Are newsletters good sources of stock picks? Specifically, do their recommendations persistently generate excess returns? In their October 1998 paper entitled “The Performance of Investment Newsletters”, Jeffrey Jaffe and James Mahoney tackle these questions. Using the investment newsletter archive of the Hulbert Financial Digest for 1980-1996, they determine that:

  • Newsletters typically recommend 10-16 stocks. They tend to recommend growth rather than value stocks, smaller than the value-weighted average of market capitalizations. They generally encourage much higher turnover of holdings than that found among mutual funds.
  • Newsletter common stock recommendations do not on average outperform appropriate benchmarks based on market capitalization, book-to-market and stock price. Including trading costs (and newsletter costs), newsletters likely underperform. Over the entire sample period, the mean monthly return of newsletter portfolios (without trading costs) is 1.32% versus 1.26% for the S&P 500 index.
  • There is modest evidence of performance persistence based on raw returns, but not based on benchmarked returns. What persistence exists therefore may relate to investing style and not stock picking ability.
  • Newsletters tend to recommend stocks with strong recent performance, but they do not herd on stock recommendations.
  • Poor-performing newsletters have a greater likelihood of going out of business.

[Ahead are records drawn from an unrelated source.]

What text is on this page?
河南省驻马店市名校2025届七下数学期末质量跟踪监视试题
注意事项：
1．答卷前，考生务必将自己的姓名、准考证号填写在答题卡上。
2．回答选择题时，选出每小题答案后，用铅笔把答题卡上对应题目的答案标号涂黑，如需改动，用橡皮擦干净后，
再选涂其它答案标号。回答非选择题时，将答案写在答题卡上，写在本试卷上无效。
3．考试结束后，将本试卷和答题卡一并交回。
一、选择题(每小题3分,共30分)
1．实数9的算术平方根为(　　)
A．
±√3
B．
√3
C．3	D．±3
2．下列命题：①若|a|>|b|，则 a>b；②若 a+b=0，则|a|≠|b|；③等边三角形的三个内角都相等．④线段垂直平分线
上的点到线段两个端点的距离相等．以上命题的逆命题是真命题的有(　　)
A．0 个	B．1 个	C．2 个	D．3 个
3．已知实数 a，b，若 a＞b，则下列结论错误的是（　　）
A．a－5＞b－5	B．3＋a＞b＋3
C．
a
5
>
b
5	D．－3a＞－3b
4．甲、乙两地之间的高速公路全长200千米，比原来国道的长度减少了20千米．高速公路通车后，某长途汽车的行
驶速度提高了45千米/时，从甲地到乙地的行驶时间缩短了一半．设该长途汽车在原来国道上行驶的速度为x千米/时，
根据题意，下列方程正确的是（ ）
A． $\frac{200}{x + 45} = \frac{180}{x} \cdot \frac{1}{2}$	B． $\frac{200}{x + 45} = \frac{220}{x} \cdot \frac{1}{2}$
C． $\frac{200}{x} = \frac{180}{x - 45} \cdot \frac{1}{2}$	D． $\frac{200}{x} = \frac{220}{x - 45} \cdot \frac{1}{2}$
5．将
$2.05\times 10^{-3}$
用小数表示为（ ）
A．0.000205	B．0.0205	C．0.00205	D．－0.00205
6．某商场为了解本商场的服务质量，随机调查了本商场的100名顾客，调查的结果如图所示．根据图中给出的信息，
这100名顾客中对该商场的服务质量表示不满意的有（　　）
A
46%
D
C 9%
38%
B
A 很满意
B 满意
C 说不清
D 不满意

The following table, taken from this paper, provides the average raw and benchmarked returns (excluding trading costs) of newsletter stock portfolios. Benchmarking involves comparing returns for equally-weighted newsletter portfolios with those of equally-weighted portfolios of stocks with similar market capitalization, book-to-market and price characteristics. Results show that, after accounting for these general characteristics, the newsletters on average do not outperform. There is evidence that newsletters are better at recommending growth stocks than value stocks, but they show no special insight regarding small stocks.

In summary, newsletters on average offer investors/traders average performance, without the broad diversification benefit of mutual funds.